What Are the Key Documents Needed for a Sole Proprietorship?
Operating your business as a sole proprietorship has the advantage of being relatively simple as compared to creating a separate business entity, such as a corporation or limited liability company. Sole proprietors have less documentation requirements than these business entities, but some key documentation is still required. These documents include the appropriate licensing for your business, a permit for sales and use tax and, if necessary, registering your business name.
Every business owner, including sole proprietors, must obtain a business license from either the state, county or local municipality. For example, in Nevada, a sole proprietor must submit an application for a general business license to the secretary of state's office before engaging in business. In most states, the business license is obtained from the local municipality where the sole proprietor is doing business, such as in Chicago, Illinois. The license is usually valid for a limited time, such as one year, and must be renewed.
A sole proprietor engaged in a regulated trade or profession must also obtain a specialized permit or license before engaging in his trade or profession. For example, in Arizona, a sole proprietor engaged in a trucking or delivery service must obtain a commercial permit from the Arizona Department of Transportation. The licensing requirements of the requirements of the Arizona State Board of Accountancy must be met before a sole proprietor can act as a certified public accountant. In addition to obtaining the required permit or license, the sole proprietor has a continuing obligation to comply with the regulations of the state agency overseeing his trade or profession.
Selling goods and services requires collecting sales tax in those states that impose a sales tax. A sole proprietor must register with the state taxing authority to obtain the appropriate permit or certificate to collect the sales tax. For example, in New York, sole proprietors must register with the Department of Taxation and Finance for a Certificate of Authority to collect sales tax, which must be prominently displayed at the sole proprietor's principal place of business.
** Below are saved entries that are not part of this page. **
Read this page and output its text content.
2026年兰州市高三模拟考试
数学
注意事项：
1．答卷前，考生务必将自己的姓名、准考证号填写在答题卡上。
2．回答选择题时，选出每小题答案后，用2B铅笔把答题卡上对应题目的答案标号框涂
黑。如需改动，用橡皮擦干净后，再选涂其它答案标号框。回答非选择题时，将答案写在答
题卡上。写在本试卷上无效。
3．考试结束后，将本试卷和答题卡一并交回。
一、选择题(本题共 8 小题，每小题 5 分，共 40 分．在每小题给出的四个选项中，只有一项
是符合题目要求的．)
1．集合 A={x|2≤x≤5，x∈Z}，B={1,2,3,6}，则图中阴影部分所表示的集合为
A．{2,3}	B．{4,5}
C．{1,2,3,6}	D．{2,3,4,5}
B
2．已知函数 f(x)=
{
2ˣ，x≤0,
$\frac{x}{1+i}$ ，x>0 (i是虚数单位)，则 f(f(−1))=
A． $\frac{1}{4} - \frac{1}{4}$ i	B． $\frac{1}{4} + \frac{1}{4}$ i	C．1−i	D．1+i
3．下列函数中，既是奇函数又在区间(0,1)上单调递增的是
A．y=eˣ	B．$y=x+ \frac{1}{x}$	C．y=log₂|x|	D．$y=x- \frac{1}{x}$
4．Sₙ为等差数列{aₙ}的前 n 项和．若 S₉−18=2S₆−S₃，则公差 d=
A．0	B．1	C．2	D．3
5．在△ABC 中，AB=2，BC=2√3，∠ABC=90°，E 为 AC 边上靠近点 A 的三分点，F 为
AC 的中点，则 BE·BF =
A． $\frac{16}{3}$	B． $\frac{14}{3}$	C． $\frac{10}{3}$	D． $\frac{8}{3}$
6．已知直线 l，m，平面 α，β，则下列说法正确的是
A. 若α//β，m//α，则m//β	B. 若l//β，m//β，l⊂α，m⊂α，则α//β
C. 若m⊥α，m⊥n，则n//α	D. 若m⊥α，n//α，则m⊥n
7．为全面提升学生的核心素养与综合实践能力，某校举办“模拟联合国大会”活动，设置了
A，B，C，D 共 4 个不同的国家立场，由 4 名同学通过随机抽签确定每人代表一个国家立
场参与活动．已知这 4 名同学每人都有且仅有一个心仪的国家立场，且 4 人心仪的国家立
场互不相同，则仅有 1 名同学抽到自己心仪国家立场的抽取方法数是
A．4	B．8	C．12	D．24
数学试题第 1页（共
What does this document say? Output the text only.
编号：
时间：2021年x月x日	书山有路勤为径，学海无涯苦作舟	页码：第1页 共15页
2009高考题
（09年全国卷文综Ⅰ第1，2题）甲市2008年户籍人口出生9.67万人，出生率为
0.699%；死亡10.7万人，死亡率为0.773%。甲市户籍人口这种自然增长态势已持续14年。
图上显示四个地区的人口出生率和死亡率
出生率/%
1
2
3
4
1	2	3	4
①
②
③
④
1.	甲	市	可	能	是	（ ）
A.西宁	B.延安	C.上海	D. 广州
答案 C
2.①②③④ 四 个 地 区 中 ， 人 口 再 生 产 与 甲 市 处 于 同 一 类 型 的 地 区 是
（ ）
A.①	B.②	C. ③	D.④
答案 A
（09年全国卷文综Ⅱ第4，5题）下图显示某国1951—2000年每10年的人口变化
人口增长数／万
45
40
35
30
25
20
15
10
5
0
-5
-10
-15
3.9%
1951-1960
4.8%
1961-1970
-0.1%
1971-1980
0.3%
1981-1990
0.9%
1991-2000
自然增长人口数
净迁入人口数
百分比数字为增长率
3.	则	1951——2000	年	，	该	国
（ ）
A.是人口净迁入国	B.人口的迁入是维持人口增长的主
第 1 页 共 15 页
Unless a sole proprietor uses his own name as his business name, state laws generally require the sole proprietor to register the business name he is using. Commonly referred to as a DBA – an acronym for “doing business as” – the business name is registered with a government office. In some states, this is done with a state agency, but it is usually done at the local level, at either the county clerk's office or courthouse. DBA registration is mandatory in states with DBA laws, except in Arizona where DBA registration is optional.